Наследники скорби - стр. 44
Дура! Что ж за дура такая! И ведь наставнику душу не изольёшь, совесть не облегчишь. Клесх, ежели о таком прознает, прибьёт. И прав будет. Потому приходилось Лесане нести бремя своей глупости в одиночку. Утешалась лишь тем, что всякая боль – наука.
Покуда гостья терзалась муками совести, Клёна и Эльха беспечно валялись рядом на сене. Невдомёк им были её страдания. Обережница даже мимолётно позавидовала обоим. Их беззаботной жизни, лишённой надобности совершать страшный выбор. Всё просто в их мирке. Просто и ожидаемо.

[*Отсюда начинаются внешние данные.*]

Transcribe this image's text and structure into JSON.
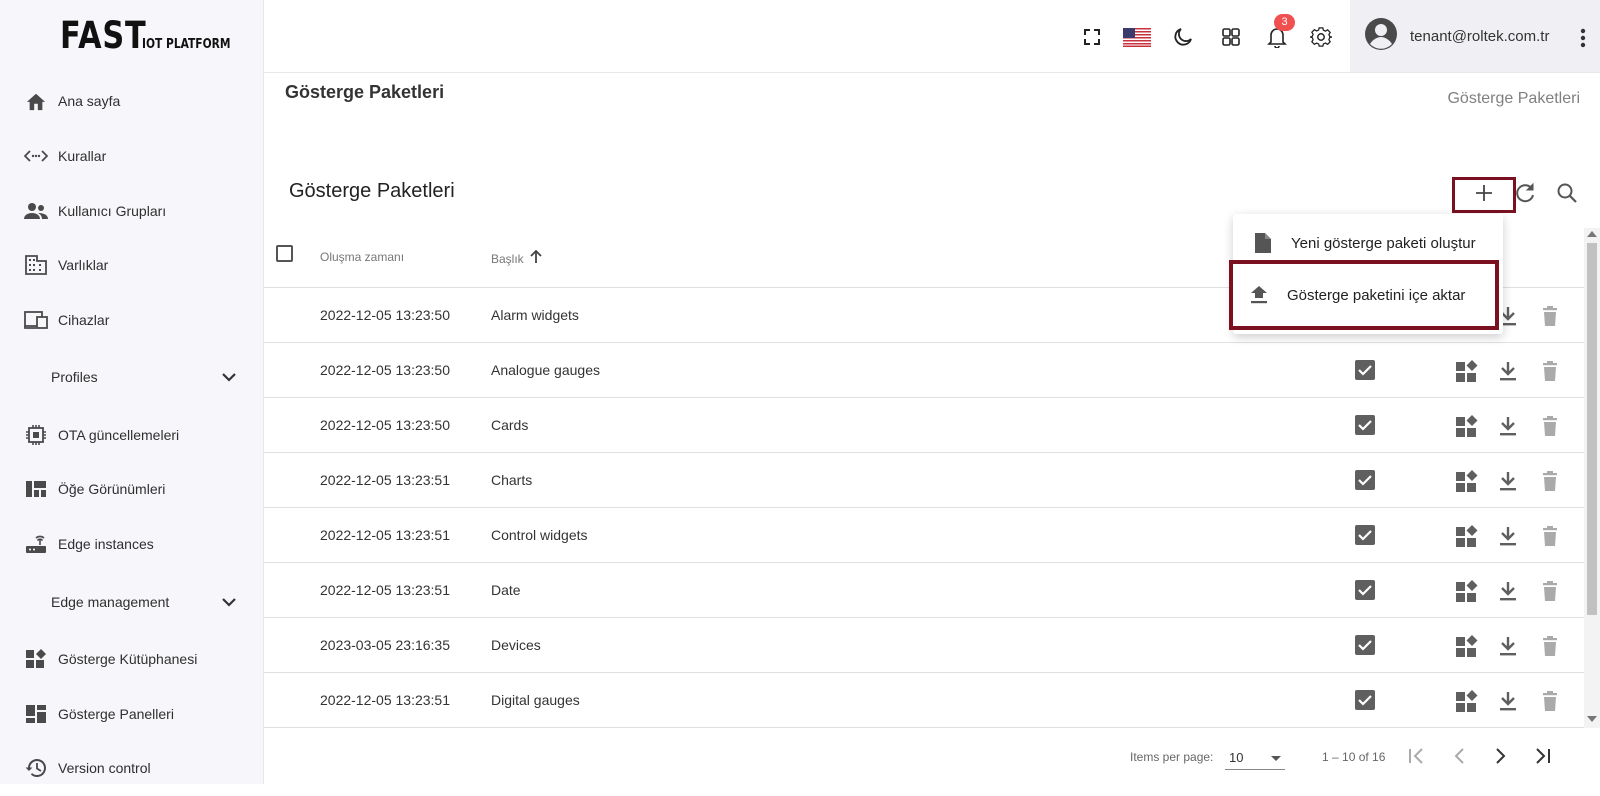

Клёну сосватает какой-нибудь хороший парень, сыграют свадь-бу, дом поставят, родят ребятишек… Эльху через весну-другую отец наверняка отправит в город вразумляться какому-нибудь ремеслу. И станет он вёсен семь-восемь спустя – завидный жених. Приведёт в дом красивую девку, и будут жить.
А Лесана так и продолжит скитаться. Может, станет тем самым креффом, который выпестует из Русая ратоборца. А может, сгибнет однажды в ночи. Девушка прислушалась к себе: тоскливо ли ей от этих мыслей?
Нет.
Всё в жизни должно идти своим чередом. Для каждого. Для Клёны. Для Эльхита. Для Русая. Для неё. А если уж и вдуматься, так ли желает она иной доли? Вряд ли.
Обережница перекатилась на живот, уткнулась лицом в духмя́ное[26] сено. Завтра в путь. Цитадель ждёт.
А по весне, когда сызнова можно будет наведаться в Невежь, Лесана отворит брату жилу и заберёт его в крепость. Умиротворённая этими мыслями девушка опять задремала. Она ещё не знала: ничего из того, что она загадала нынче, не сбудется. Поэтому сон её был сладок.
Тускло горел очаг. Зелёное пламя облизывало поленья, и те уютно потрескивали. Ребятишки играли на полу, вертели в руках соломенных кукол, говорили на разные голоса. В доме пахло кашей.
Слада ткала, поглядывая на Радоша, который мастерил из деревянных чурочек башенку. Уже четвёртая весна шла сыну. Рос мальчишка любопытным, жизнерадостным и крепким. Дети все наконец-то откормились. Исчезли тени вокруг глаз, скулы больше не выпирали на истощённых личиках, руки и ноги не казались тонкими и прозрачными. В жилу пошли.
– Ива? – Приглушённый голос, раздавшийся от входа, заставил женщину вскинуть глаза.
Сдевой стоял в дверном проёме, тяжело опёршись рукой о косяк.
– Ива?
Что-то в его голосе заставило женщину медленно отложить челнок с вздетой в него нитью.
– Она во дворе, – мягко, едва слышно ответила Слада. – Во дворе.
Медленно, очень медленно она наклонилась и подняла с пола Радоша. Потом так же медленно разогнулась, держа ребёнка на руках и закрывая ему рот ладонью.
Дети, игравшие у очага, отчего-то застыли, глядя на стоящего в дверях мужчину, которого давно и хорошо знали. Сдевой смотрел в стену. Лицо его было застывшее, словно мёртвое.
– Дяденька, – негромко окликнула мужчину девочка вёсен пяти, – ты заболел?
– Заболел… – неживым голосом ответил мужчина, по-прежнему глядя в пустоту. Высокий, широкоплечий, он загородил собой весь проём – не обойти.
Слада теснее прижала к себе Радоша, но тот взялся вырываться из материнских рук. Мальчик не понимал, отчего все так сробели при виде дядьки, который часто захаживал в гости, приносил гостинцы и всегда с охотой катал молодших на плечах.
– Тс-с-с… – по-прежнему негромко сказала мать.
Непонятно было, к кому она обращается – к Радошу или ко всем ребятишкам сразу.